Adesso, ho fatto uno sforzo per parlare dei lati positivi della squadra di Montella. In realtà i suoi difetti mi sembrano di gran lunga più decisivi. Tanto per cominciare il centrocampo sembra la versione da mercatino della Juventus con Pizzarro al posto di Pirlo, Borja Valero e Aquilani al posto di Vidal e Pogba o Marchisio. Secondo poi non sono stati risolti i problemi di una squadra che per caratteristica degli interpreti fatica molto una volta persa palla sulla trequarti. Riguardo alla famigerata qualità del gioco farò un esempio: contro il Genoa, la Fiorentina ha eseguito 440 passaggi, quasi la metà rispetto al Napoli, per dire, 707, e nella trequarti di campo avversaria gliene sono riusciti 88, la metà della Roma (162). Aver sostituito due trequartisti di movimento (Jovetić e Ljajić) con una punta di peso e una seconda punta che comunque preferisce accentrarsi, rischia di rendere ripetitivo il gioco della Fiorentina dalla metà campo in su, insistendo a sinistra sull'asse Pizzarro-B. Valero-Pasqual senza poi nessuno in grado di tagliare verso il centro. In questo caso le sole possibilità di sviluppo sarebbero: 1) arrivare al cross dal fondo, o alla peggio dalla trequarti, 2) le incursioni di Cuadrado sul lato destro scoperto. E le incursioni flemmatiche di Aquilani o Pizzarro viste nelle prime due giornate rischiano di evidenziare il problema in fase di pressing alto (e qui si torna ai limiti oggettivi dei giocatori a disposizione). Chissà se Montella troverà una soluzione nuova, magari anche con l’aiuto di Joaquín o Iličič, ma di certo non saranno i 3,3 dribbling a partita di Cuadrado a far vincere il campionato alla Fiorentina e per quello che ho visto finora il gioco è meno interessante di quello dello scorso anno.

Wow, un cross dalla trequarti di Aquilani. Che gioco spumeggiante.

Perché la Roma vincerà lo scudetto alla faccia dei romanisti che non ci credono.

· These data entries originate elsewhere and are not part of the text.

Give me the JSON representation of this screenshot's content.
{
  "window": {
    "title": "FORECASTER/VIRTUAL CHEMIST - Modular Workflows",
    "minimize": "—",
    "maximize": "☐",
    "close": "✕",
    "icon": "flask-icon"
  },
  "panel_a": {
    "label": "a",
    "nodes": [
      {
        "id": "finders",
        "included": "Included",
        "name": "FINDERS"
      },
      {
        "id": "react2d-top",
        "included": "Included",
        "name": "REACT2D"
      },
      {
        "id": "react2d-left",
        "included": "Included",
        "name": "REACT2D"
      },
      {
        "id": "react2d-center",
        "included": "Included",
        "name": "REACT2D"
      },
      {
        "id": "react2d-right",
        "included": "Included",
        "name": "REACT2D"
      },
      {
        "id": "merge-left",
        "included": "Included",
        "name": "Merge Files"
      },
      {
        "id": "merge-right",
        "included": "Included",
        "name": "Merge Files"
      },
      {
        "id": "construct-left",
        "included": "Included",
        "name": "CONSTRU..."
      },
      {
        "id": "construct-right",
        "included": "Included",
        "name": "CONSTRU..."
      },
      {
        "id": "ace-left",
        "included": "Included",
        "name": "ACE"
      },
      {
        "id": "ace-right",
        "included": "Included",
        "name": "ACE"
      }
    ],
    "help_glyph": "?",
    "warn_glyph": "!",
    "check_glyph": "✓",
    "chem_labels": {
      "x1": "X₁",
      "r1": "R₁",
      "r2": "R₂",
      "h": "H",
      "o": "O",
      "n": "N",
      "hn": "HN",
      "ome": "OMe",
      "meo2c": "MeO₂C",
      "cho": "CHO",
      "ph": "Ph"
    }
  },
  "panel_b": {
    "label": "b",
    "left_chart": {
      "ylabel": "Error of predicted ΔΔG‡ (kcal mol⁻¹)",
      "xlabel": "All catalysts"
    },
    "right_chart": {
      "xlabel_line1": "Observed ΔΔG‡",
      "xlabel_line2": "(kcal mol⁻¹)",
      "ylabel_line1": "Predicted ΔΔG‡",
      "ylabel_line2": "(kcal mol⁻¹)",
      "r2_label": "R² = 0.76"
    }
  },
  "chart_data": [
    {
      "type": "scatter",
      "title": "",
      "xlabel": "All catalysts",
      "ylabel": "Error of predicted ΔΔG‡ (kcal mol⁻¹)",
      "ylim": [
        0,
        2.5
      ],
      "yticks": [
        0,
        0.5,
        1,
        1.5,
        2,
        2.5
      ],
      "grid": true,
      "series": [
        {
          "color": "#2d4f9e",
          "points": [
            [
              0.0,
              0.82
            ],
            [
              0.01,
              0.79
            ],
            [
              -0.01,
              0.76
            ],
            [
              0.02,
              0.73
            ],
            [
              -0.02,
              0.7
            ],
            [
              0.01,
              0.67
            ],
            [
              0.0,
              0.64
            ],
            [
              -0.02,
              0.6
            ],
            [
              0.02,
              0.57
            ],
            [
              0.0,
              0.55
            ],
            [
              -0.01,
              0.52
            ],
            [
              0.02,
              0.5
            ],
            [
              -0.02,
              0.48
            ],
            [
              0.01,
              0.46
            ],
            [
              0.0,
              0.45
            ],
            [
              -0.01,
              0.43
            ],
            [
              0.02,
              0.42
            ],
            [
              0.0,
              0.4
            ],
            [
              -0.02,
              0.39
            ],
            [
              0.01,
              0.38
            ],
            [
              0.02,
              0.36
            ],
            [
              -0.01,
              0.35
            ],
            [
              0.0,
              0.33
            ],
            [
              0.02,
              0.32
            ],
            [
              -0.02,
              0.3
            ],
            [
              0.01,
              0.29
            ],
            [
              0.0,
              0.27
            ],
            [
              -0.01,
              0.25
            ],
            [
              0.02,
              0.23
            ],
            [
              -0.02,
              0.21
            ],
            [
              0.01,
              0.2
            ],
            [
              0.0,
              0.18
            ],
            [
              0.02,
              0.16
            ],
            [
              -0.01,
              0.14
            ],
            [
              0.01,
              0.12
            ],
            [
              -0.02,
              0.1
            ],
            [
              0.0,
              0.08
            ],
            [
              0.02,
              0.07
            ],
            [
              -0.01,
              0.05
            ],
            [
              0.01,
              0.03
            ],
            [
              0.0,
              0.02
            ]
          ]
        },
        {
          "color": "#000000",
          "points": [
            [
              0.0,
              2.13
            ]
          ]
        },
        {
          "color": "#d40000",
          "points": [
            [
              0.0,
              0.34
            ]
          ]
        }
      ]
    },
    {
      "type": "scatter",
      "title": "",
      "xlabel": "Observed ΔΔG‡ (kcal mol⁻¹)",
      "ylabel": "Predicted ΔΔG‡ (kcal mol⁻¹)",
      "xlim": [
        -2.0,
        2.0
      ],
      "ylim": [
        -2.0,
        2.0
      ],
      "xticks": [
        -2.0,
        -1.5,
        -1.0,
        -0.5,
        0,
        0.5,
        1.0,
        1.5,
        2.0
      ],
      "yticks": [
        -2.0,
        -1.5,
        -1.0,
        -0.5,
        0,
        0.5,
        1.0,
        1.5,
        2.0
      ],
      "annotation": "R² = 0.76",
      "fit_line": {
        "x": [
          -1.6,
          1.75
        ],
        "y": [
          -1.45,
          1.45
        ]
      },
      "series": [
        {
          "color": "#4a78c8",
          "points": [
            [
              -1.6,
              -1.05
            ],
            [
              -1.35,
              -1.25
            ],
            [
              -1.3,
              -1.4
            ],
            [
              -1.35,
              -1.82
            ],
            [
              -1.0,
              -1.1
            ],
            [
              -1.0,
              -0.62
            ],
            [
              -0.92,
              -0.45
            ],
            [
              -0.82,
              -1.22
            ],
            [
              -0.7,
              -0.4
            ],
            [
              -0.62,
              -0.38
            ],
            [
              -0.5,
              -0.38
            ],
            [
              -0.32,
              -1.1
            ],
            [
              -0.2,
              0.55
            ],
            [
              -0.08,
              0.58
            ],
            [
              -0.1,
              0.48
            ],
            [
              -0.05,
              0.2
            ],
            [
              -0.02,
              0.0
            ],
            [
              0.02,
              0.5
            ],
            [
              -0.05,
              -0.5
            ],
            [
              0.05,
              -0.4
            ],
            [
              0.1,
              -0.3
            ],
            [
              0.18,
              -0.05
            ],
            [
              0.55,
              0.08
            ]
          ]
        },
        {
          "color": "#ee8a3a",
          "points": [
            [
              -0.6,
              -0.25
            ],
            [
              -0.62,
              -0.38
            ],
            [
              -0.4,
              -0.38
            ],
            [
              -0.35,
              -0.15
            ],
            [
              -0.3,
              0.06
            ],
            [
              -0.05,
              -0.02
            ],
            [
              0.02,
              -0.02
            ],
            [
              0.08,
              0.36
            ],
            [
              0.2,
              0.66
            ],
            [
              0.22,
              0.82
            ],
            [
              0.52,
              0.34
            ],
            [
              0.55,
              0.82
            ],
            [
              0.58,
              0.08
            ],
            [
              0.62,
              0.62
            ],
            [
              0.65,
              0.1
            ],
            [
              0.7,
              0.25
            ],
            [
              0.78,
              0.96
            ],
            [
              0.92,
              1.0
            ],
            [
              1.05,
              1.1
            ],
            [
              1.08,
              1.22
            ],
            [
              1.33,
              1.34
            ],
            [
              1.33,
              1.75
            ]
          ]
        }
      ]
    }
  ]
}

Il momento di hype della Roma è sotto gli occhi di tutti, nessuno parla male di Garcia (neanche i più nostalgici zemaniani), nessuno mette in dubbio acquisti come Strootman, Maicon o Benatia, nessuno dice più che De Rossi non è più il De Rossi di una volta, o che De Rossi gioca meglio in nazionale. DDR è passato dai 53,5 passaggi di media a partita (84% dei quali riusciti) dello scorso anno, ai 68 di Livorno (93% di precisione) e ai 112 del Verona (ancora con un eccezionale 93% di riuscita). Ma è la Roma che sembra essere diventata più squadra. Nella seconda giornata di campionato è la squadra che ha realizzato più passaggi nella trequarti avversaria (162/191), facendo meglio del Napoli che ha tenuto la palla per il 10% del tempo (68,4% vs 58,2%), ha creato più occasioni di tutti (23 in totale) e tirato in porta più di tutti (11). E nonostante un gioco improntato all'attacco, è la sola squadra insieme all’Inter a non aver ancora subito gol. Chiudo con una difesa di Gervinho che il romano laureato che legge Kansas City senza averne l'ironia ha subito chiamato “mezza sega” per le due occasioni fallite davanti alla porta: Gervinho non ha sbagliato un solo passaggio nell'intera partita (23 su 23) e ne ha eseguiti 13 nella trequarti avversaria, dove gli spazi sono più stretti, mandando al tiro 3 volte i compagni. Gervinho non segna? Non serve a questo. (E, per dire, Cuadrado ha segnato IN TUTTA LA SUA CARRIERA 10 gol, ha solo un anno in meno di Gervinho che in un modo o nell’altro ne ha fatti 75).

Perché la Roma non vincerà lo scudetto alla faccia mia.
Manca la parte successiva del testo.